No wonder the World Bank ranks the United States 49th in ease of starting a business.

All these requirements, mind you, apply to companies that launch and operate in a single jurisdiction. Heaven forbid they want to do business in multiple counties or states, which will have different and sometimes contradictory licensing and permitting requirements, or sales tax systems using different taxonomies for goods and services.

In other words: The feds may be a convenient punching bag — especially for politicians running for federal office — but it's more often the state and local bureaucrats who will get all up in your business if you're starting a business.

All of which is to say that I'm delighted Hillary Clinton is interested in encouraging states and cities to reduce the regulatory burdens on small businesses and start-ups.

Among a set of policies released this week, Clinton proposed offering federal funds to states and localities that are "willing to make starting a business cheaper and easier and meaningfully streamline unnecessary licensing programs." The funding could be used in part to offset states' lost licensing revenue, which currently totals billions of dollars.

She also promises to work with states to standardize licensing requirements, so that credentials can be transferred from one place to another, and to provide technical assistance to help states determine which regulations actually serve the public good.

Admittedly, it's hard to tell whether these ideas would change much. The Obama administration's splashy "Startup in a Day" initiative, in which nearly 100 cities signed a pledge to, within a year, create a way for entrepreneurs to launch a business in a single day, seems to have fizzled. More than a year later, a Small Business Administration spokesman said that not a single city had made good on this pledge.

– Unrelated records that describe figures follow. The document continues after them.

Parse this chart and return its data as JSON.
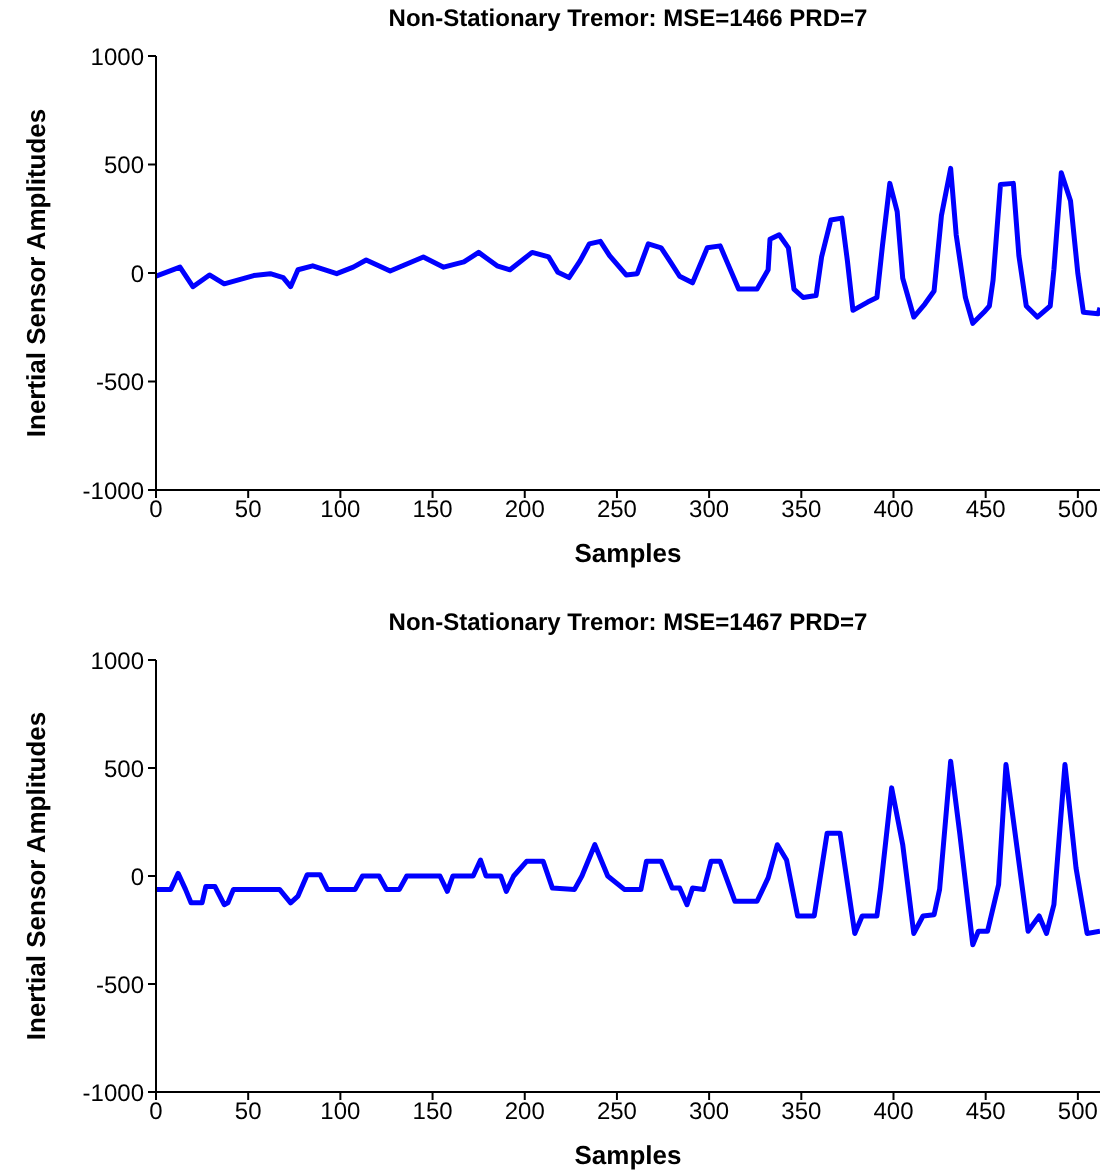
{
  "chart_data": [
    {
      "type": "line",
      "title": "Non-Stationary Tremor: MSE=1466 PRD=7",
      "xlabel": "Samples",
      "ylabel": "Inertial Sensor Amplitudes",
      "color": "#0000ff",
      "xlim": [
        0,
        512
      ],
      "ylim": [
        -1000,
        1000
      ],
      "xticks": [
        0,
        50,
        100,
        150,
        200,
        250,
        300,
        350,
        400,
        450,
        500
      ],
      "yticks": [
        -1000,
        -500,
        0,
        500,
        1000
      ],
      "x": [
        0,
        13,
        20,
        29,
        37,
        53,
        62,
        69,
        73,
        77,
        85,
        98,
        107,
        114,
        127,
        145,
        156,
        167,
        175,
        185,
        192,
        204,
        213,
        218,
        224,
        230,
        235,
        241,
        246,
        255,
        261,
        267,
        274,
        279,
        284,
        291,
        299,
        306,
        309,
        316,
        326,
        332,
        333,
        338,
        343,
        346,
        351,
        358,
        361,
        366,
        372,
        375,
        378,
        386,
        391,
        394,
        398,
        402,
        405,
        411,
        417,
        422,
        426,
        431,
        434,
        439,
        443,
        449,
        452,
        454,
        458,
        465,
        468,
        472,
        478,
        485,
        487,
        491,
        496,
        500,
        503,
        511,
        512
      ],
      "values": [
        -15,
        27,
        -63,
        -9,
        -50,
        -12,
        -3,
        -21,
        -63,
        15,
        33,
        -3,
        27,
        60,
        9,
        74,
        27,
        51,
        95,
        33,
        15,
        95,
        74,
        3,
        -21,
        56,
        134,
        146,
        80,
        -9,
        -3,
        134,
        116,
        51,
        -15,
        -45,
        116,
        125,
        65,
        -74,
        -74,
        15,
        155,
        176,
        116,
        -74,
        -113,
        -104,
        74,
        244,
        253,
        56,
        -172,
        -134,
        -113,
        125,
        413,
        283,
        -24,
        -203,
        -143,
        -83,
        265,
        482,
        176,
        -113,
        -232,
        -181,
        -152,
        -33,
        408,
        413,
        80,
        -152,
        -203,
        -152,
        15,
        462,
        333,
        -3,
        -181,
        -188,
        -160
      ]
    },
    {
      "type": "line",
      "title": "Non-Stationary Tremor: MSE=1467 PRD=7",
      "xlabel": "Samples",
      "ylabel": "Inertial Sensor Amplitudes",
      "color": "#0000ff",
      "xlim": [
        0,
        512
      ],
      "ylim": [
        -1000,
        1000
      ],
      "xticks": [
        0,
        50,
        100,
        150,
        200,
        250,
        300,
        350,
        400,
        450,
        500
      ],
      "yticks": [
        -1000,
        -500,
        0,
        500,
        1000
      ],
      "x": [
        0,
        8,
        12,
        16,
        19,
        25,
        27,
        32,
        37,
        39,
        42,
        67,
        73,
        77,
        82,
        89,
        93,
        108,
        112,
        121,
        125,
        132,
        136,
        154,
        158,
        161,
        172,
        176,
        179,
        187,
        190,
        194,
        201,
        210,
        215,
        227,
        231,
        238,
        245,
        254,
        263,
        266,
        274,
        280,
        284,
        288,
        291,
        297,
        301,
        306,
        314,
        326,
        332,
        337,
        342,
        348,
        357,
        364,
        371,
        379,
        383,
        391,
        393,
        399,
        405,
        411,
        416,
        422,
        425,
        431,
        436,
        443,
        446,
        451,
        457,
        461,
        467,
        473,
        479,
        483,
        487,
        493,
        499,
        505,
        512
      ],
      "values": [
        -62,
        -62,
        12,
        -62,
        -124,
        -124,
        -49,
        -49,
        -133,
        -124,
        -62,
        -62,
        -124,
        -93,
        6,
        6,
        -62,
        -62,
        0,
        0,
        -62,
        -62,
        0,
        0,
        -71,
        0,
        0,
        74,
        0,
        0,
        -71,
        0,
        68,
        68,
        -56,
        -62,
        0,
        145,
        0,
        -62,
        -62,
        68,
        68,
        -56,
        -56,
        -133,
        -56,
        -62,
        68,
        68,
        -117,
        -117,
        -9,
        145,
        74,
        -185,
        -185,
        198,
        198,
        -266,
        -185,
        -185,
        -56,
        408,
        145,
        -266,
        -185,
        -179,
        -62,
        531,
        192,
        -318,
        -256,
        -256,
        -40,
        516,
        130,
        -256,
        -185,
        -266,
        -133,
        516,
        37,
        -266,
        -256
      ]
    }
  ]
}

Powerful industry groups and other organizations also have a vested interest in preserving barriers to entry, which is one reason so few occupations ever get de-licensed.

Finally, establishing consistent principles about which regulations protect public safety, and which merely protect turf, is challenging. Probably it's a good thing for doctors to be licensed, for restaurants to have sanitation requirements and for commercial drivers to have liability insurance. Your mileage may vary.

But still, I'm glad to see more non-national "job-killing regulations" getting some national airtime. This red tape keeps too many entrepreneurs in the red and on the sidelines.